Ho recuperato Reprise (2006), l’inizio della Trilogia di Oslo, che comprende anche 31 agosto e La persona peggiore del mondo (clicca qui per leggere la mia recensione). Ed è stato un viaggio. Non solo nella storia di due aspiranti scrittori, ma in quella fase della vita in cui tutto sembra possibile e, allo stesso tempo, incredibilmente fragile.
Di cosa parla
Phillip (Anders Danielsen Lie) ed Erik (Espen Klouman Høiner) condividono il sogno di diventare scrittori affermati. Entrambi provano a farsi strada inviando i loro manoscritti alle case editrici, ma il destino li porta su strade diverse: Phillip trova rapidamente il successo, ma finisce schiacciato dalle aspettative, mentre Erik resta ai margini, combattendo con il senso di inadeguatezza.
La narrazione è tutto tranne che lineare: flashback, visioni di futuri possibili e momenti immaginati si alternano in modo frammentato, rispecchiando il caos e le emozioni contrastanti che i protagonisti vivono.
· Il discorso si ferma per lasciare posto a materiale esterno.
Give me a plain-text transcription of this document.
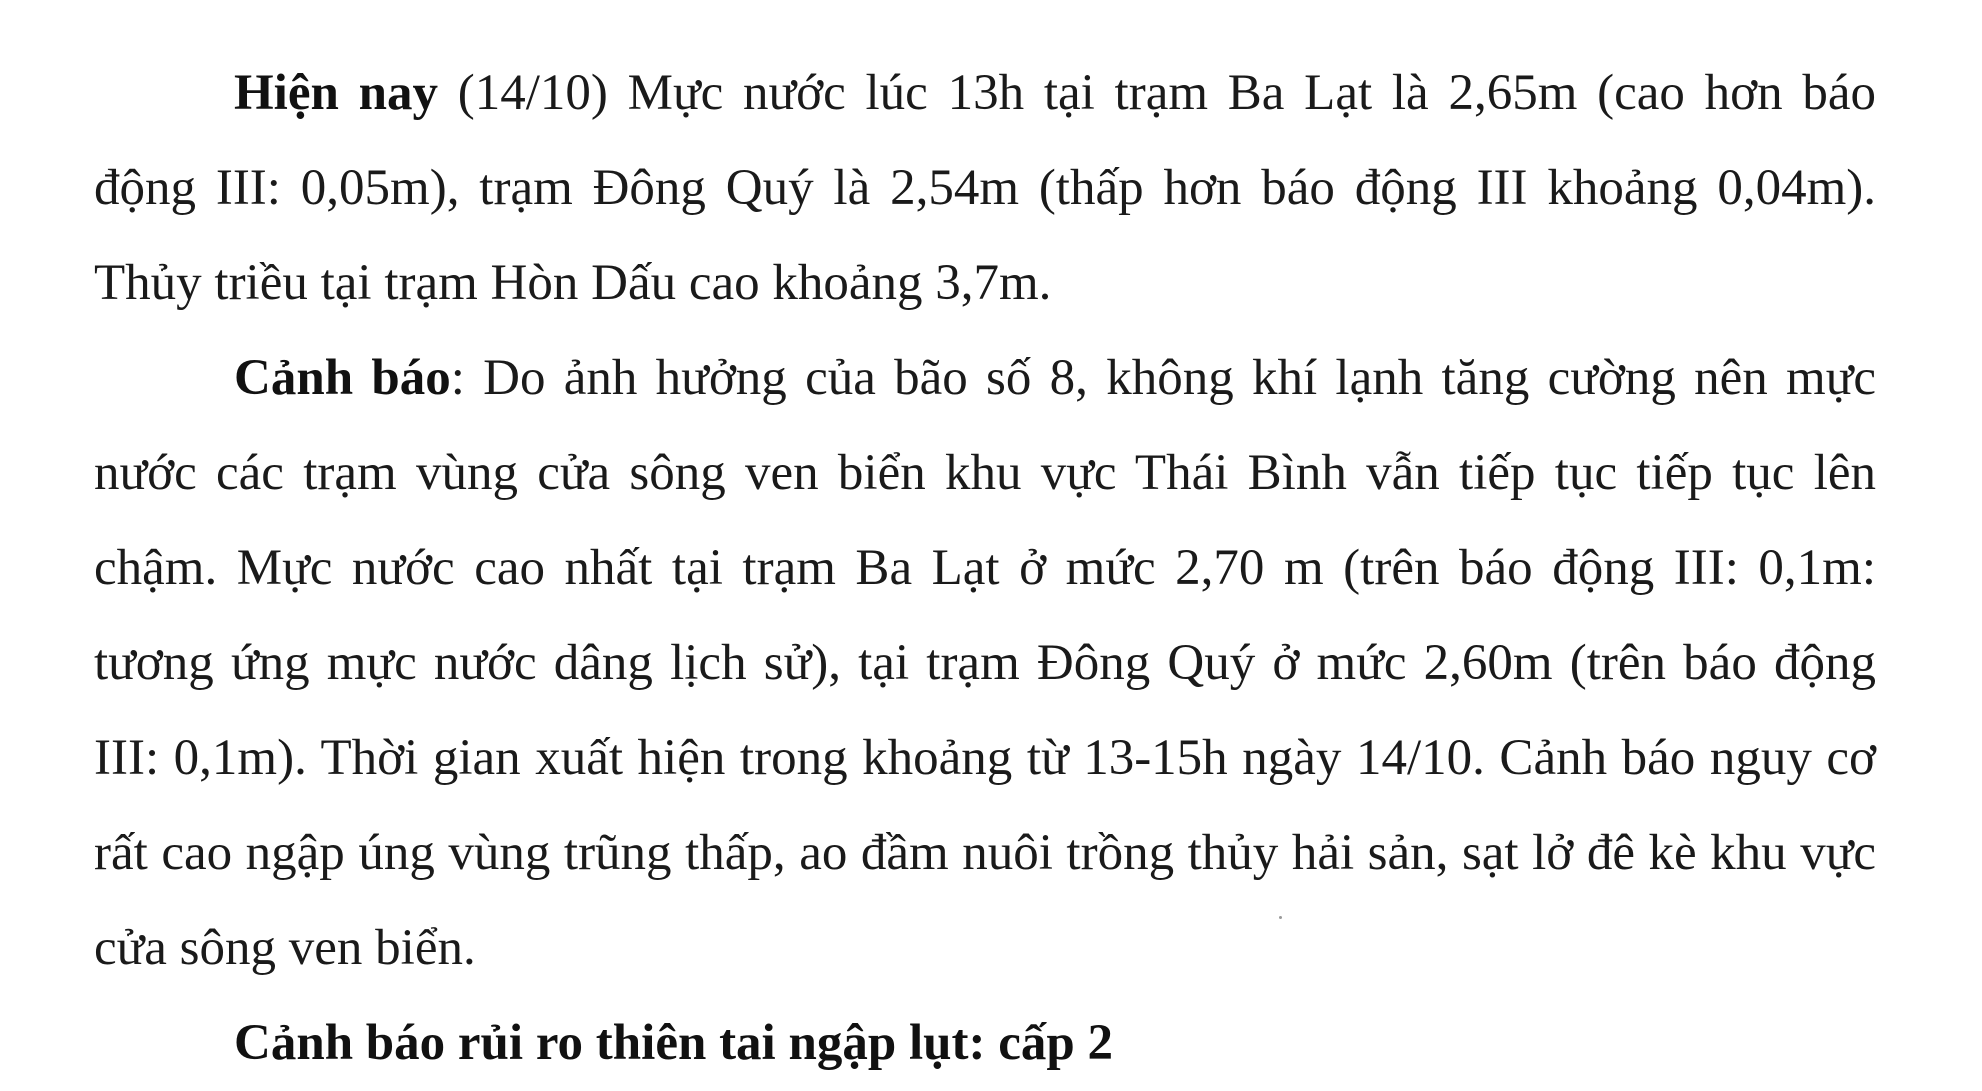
Hiện nay (14/10) Mực nước lúc 13h tại trạm Ba Lạt là 2,65m (cao hơn báo động III: 0,05m), trạm Đông Quý là 2,54m (thấp hơn báo động III khoảng 0,04m). Thủy triều tại trạm Hòn Dấu cao khoảng 3,7m.

Cảnh báo: Do ảnh hưởng của bão số 8, không khí lạnh tăng cường nên mực nước các trạm vùng cửa sông ven biển khu vực Thái Bình vẫn tiếp tục tiếp tục lên chậm. Mực nước cao nhất tại trạm Ba Lạt ở mức 2,70 m (trên báo động III: 0,1m: tương ứng mực nước dâng lịch sử), tại trạm Đông Quý ở mức 2,60m (trên báo động III: 0,1m). Thời gian xuất hiện trong khoảng từ 13-15h ngày 14/10. Cảnh báo nguy cơ rất cao ngập úng vùng trũng thấp, ao đầm nuôi trồng thủy hải sản, sạt lở đê kè khu vực cửa sông ven biển.

Cảnh báo rủi ro thiên tai ngập lụt: cấp 2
È un’immersione intensa nelle ambizioni, nelle paure e nei sogni infranti tipici di chi si affaccia alla vita adulta.
Stile e regia
Il modo in cui Trier racconta Reprise è speciale. Non c’è una narrazione lineare: si passa da flashback a visioni del futuro, a pensieri immaginati. È come stare dentro la mente dei personaggi, in quel caos di sogni e paure che definisce i vent’anni.
La fotografia è cruda ma poetica, con un tocco che riesce a rendere speciale anche la scena più quotidiana. E il narratore onnisciente? Una trovata che dà al film un tocco letterario che ho adorato.
Cosa mi ha colpito
Più di tutto, Reprise mi ha fatto pensare a quei momenti in cui sogni in grande, ma poi arriva la realtà a complicare tutto. Phillip ed Erik non sono eroi, ma persone che cercano di capire chi sono e cosa vogliono, sbagliando e rialzandosi.
Ammetto che in alcuni momenti il ritmo si perde un po’, ma è come se fosse voluto: un modo per farci sentire quel senso di disordine e incertezza che vivono i personaggi.
Perché vederlo?
Reprise è uno di quei film che ti restano addosso. Non perché ti dà risposte o conclusioni chiare, ma perché ti costringe a guardarti dentro, a pensare ai tuoi sogni e alle volte in cui ti sei sentito perso.
Se ami i film che non semplificano le emozioni e ti lasciano con qualcosa su cui riflettere, non puoi perderlo. E se conosci Oslo, 31 agosto o La persona peggiore del mondo, qui troverai le radici di quell’universo così unico di Trier.